强化学习系列文章(二十四):利用AirSim搭建Gym强化学习环境(一)

最近研究AirSim仿真平台主要是为了进行强化学习的相关实验,所以利用AirSim提供的Python API搭建一个OpenAI Gym风格的强化学习环境才是我的最终目的。

AirSim提供了一个Gym强化学习模板,我对这个文件进行了适合自己需求的修改,具体修改内容都在注释中标注了。该文件和相关文件都在https://github.com/microsoft/AirSim/tree/master/PythonClient/reinforcement_learning

在接下来的文章,我将会对这个Gym环境加入更多功能。

import setup_path
import airsim
import numpy as np
import math
import time
from PIL import Image
import gym
from gym import spaces
from airgym.envs.airsim_env import AirSimEnv


class AirSimCarEnv(AirSimEnv):
    def __init__(self, ip_address="127.0.0.1", image_shape=(84,84,1),time_scale=1e-1):
        super().__init__(image_shape)

        self.image_shape = image_shape
        self.start_ts = 0
        self.simulation_time_scale = time_scale # 仿真步长,也就是每个动作执行多长时间

        self.state = {
            "pose": np.zeros(3),
            "collision": False,
            "prev_pose": np.zeros(3),
        }

        self.car = airsim.CarClient(ip=ip_address)
        self.action_space = spaces.Discrete(6)

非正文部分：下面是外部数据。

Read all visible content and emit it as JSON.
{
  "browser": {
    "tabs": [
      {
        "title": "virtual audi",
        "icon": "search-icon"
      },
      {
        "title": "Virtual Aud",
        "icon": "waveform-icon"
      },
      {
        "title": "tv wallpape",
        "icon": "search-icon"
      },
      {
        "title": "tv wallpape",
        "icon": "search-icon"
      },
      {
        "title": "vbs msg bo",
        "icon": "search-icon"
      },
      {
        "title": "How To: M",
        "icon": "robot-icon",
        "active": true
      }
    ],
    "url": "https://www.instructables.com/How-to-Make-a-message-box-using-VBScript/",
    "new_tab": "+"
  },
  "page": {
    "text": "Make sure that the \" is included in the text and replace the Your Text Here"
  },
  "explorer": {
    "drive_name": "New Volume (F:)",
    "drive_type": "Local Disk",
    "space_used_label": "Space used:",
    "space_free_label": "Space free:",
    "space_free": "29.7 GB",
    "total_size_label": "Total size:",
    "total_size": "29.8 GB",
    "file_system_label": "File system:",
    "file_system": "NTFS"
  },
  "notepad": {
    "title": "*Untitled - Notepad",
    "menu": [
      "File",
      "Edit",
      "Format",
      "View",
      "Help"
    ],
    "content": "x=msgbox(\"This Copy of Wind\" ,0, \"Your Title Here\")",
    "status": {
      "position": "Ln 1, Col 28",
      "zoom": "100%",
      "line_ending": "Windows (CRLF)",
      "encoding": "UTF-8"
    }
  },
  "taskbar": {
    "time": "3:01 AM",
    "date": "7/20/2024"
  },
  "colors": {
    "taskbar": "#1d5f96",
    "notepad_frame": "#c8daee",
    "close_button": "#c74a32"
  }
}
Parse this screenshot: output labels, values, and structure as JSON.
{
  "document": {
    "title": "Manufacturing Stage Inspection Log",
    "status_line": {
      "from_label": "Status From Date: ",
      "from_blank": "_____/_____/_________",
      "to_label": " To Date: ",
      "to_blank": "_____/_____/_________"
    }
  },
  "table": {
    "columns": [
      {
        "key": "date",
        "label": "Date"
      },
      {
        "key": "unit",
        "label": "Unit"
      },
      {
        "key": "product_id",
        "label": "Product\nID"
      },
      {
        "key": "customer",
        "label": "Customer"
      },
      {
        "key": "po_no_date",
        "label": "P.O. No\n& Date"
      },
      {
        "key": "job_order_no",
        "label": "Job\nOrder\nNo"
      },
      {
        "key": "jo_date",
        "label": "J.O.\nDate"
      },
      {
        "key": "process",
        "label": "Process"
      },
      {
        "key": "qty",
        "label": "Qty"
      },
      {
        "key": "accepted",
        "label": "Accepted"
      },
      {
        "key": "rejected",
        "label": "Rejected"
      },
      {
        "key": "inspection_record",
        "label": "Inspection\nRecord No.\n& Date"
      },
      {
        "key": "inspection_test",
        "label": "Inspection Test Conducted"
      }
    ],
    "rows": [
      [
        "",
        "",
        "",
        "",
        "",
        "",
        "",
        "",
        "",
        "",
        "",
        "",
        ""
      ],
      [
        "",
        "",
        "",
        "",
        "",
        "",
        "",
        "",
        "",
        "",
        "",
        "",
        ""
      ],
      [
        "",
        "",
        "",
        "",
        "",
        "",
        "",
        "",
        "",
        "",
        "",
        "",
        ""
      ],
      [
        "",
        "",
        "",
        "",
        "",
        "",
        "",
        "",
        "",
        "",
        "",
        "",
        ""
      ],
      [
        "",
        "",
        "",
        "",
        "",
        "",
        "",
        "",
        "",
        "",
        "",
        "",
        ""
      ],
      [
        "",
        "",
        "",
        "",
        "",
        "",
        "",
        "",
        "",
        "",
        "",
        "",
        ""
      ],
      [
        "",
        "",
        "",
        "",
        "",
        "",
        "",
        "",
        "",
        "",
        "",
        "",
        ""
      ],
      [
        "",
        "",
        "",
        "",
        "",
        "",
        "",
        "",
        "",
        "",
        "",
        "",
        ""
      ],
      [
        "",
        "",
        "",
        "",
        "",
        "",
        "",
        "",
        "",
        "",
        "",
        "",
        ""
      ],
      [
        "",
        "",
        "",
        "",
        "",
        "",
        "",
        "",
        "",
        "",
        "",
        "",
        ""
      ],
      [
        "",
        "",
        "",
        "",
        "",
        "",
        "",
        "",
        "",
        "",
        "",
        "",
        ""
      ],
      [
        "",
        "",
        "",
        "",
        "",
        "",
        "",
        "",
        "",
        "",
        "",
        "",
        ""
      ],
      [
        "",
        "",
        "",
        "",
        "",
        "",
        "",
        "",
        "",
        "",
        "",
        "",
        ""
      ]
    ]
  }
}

        self.image_request = airsim.ImageRequest("0", airsim.ImageType.DepthPerspective, True, False) # 浮点图像,不压缩
        # airsim.ImageRequest("0", airsim.ImageType.DepthPlanner, True, False)
        # airsim.ImageType.DepthVis
        # airsim.ImageType.Scene
        # airsim.ImageType.Segmentation
        # airsim.ImageType.SurfaceNormals
        # airsim.ImageType.Infrared
        # airsim.ImageType.DisparityNormalized

        self.car_controls = airsim.CarControls()
        self.car_state = None

        self.state["pose"] = None
        self.state["prev_pose"] = None
        self.state["collision"] = None

    def _setup_car(self):
        self.car.reset()
        self.car.enableApiControl(True) # 打开API控制使能
        self.car.armDisarm(True) # False貌似是把载具在场景中去掉了
        time.sleep(0.01)

    def __del__(self):
        self.car.reset()

    def _do_action(self, action, delay=None):
        '''
        action = 0:刹车
        action = 1:直行
        action = 2:大幅度左转
        action = 3:大幅度右转
        action = 4:小幅度左转
        action = 其他值:小幅度右转
        '''
        self.car_controls.brake = 0
        self.car_controls.throttle = 1 # 油门
        if action == 0:
            self.car_controls.throttle = 0
            self.car_controls.brake = 1
        elif action == 1:
            self.car_controls.steering = 0
        elif action == 2:
            self.car_controls.steering = 0.5 # 具体表示左转或右转其实不重要,知道有一个表示左转,另一个右转就可以了
        elif action == 3:
            self.car_controls.steering = -0.5
        elif action == 4:
            self.car_controls.steering = 0.25
        else:
            self.car_controls.steering = -0.25

        self.car.setCarControls(self.car_controls)
        # 令采取的动作执行一定时间
        if delay is not None:
            time.sleep(delay)
        elif delay is None:
            time.sleep(self.simulation_time_scale)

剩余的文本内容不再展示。